The Real Cost of Doing Nothing
I want to close with a thought experiment. Pick your team's lowest-bus-factor system. The one where a single person holds most of the knowledge. Now imagine they resign tomorrow.
How long before someone else can make a meaningful change to that system? How many questions will go unanswered? How many sprints will be derailed while the remaining team reverse-engineers what should have been shared knowledge?
If those questions make you uncomfortable, you already know what needs to happen. Start measuring. Start distributing. And consider using a tool like Glue to capture and share the knowledge that currently lives in one person's head.
Your codebase is too important to exist in only one person's mind.
FAQ
What is bus factor in software?
Bus factor is the minimum number of people who would need to leave a team before a project or system can no longer be maintained. A bus factor of one means a single person holds all the critical knowledge for a component. If they leave, get sick, or change roles, the team has no one who fully understands that system. It's a measure of knowledge concentration risk, and most engineering teams have at least one component with a dangerously low bus factor.

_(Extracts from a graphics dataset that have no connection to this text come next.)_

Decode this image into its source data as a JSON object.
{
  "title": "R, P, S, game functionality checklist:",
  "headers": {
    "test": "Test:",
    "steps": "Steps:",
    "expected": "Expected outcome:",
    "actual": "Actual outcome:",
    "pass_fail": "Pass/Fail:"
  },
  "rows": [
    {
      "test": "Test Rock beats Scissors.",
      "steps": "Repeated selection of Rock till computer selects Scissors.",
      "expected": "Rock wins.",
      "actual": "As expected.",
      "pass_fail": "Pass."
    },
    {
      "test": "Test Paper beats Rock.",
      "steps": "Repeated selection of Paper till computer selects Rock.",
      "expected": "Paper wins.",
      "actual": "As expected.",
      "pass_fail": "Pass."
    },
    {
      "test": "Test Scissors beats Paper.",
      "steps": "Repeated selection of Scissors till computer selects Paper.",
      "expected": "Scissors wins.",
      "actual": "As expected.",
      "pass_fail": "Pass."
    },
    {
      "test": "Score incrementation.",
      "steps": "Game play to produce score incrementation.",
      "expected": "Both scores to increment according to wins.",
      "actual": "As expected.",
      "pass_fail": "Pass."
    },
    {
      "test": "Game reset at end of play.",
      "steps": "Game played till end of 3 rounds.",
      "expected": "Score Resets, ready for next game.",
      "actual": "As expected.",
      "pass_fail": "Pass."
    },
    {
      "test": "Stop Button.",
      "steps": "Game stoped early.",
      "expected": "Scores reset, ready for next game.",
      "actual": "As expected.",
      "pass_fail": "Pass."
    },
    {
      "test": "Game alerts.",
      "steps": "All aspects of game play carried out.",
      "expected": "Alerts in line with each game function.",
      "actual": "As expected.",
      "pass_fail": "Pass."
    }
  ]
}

How do you increase bus factor?
The most effective strategies are rotating code review assignments, pair programming on critical systems, writing architecture decision records, and intentionally distributing work across multiple engineers. You can also use code intelligence tools like Glue to automatically surface knowledge distribution patterns and make codebase knowledge accessible to the broader team. The key is treating bus factor as a team metric, not an afterthought, and building knowledge distribution into your planning process.
What happens when a key developer leaves?
When a key developer leaves a system with a low bus factor, the remaining team faces a significant knowledge gap. Research suggests onboarding a replacement to full productivity takes 3 to 6 months. In the interim, bug fixes take longer, feature development slows, and other engineers spend significant time reverse-engineering the departed engineer's work. The disruption compounds when the system is on the critical path, because every downstream team that depends on it also slows down. Prevention through knowledge distribution is far cheaper than recovery.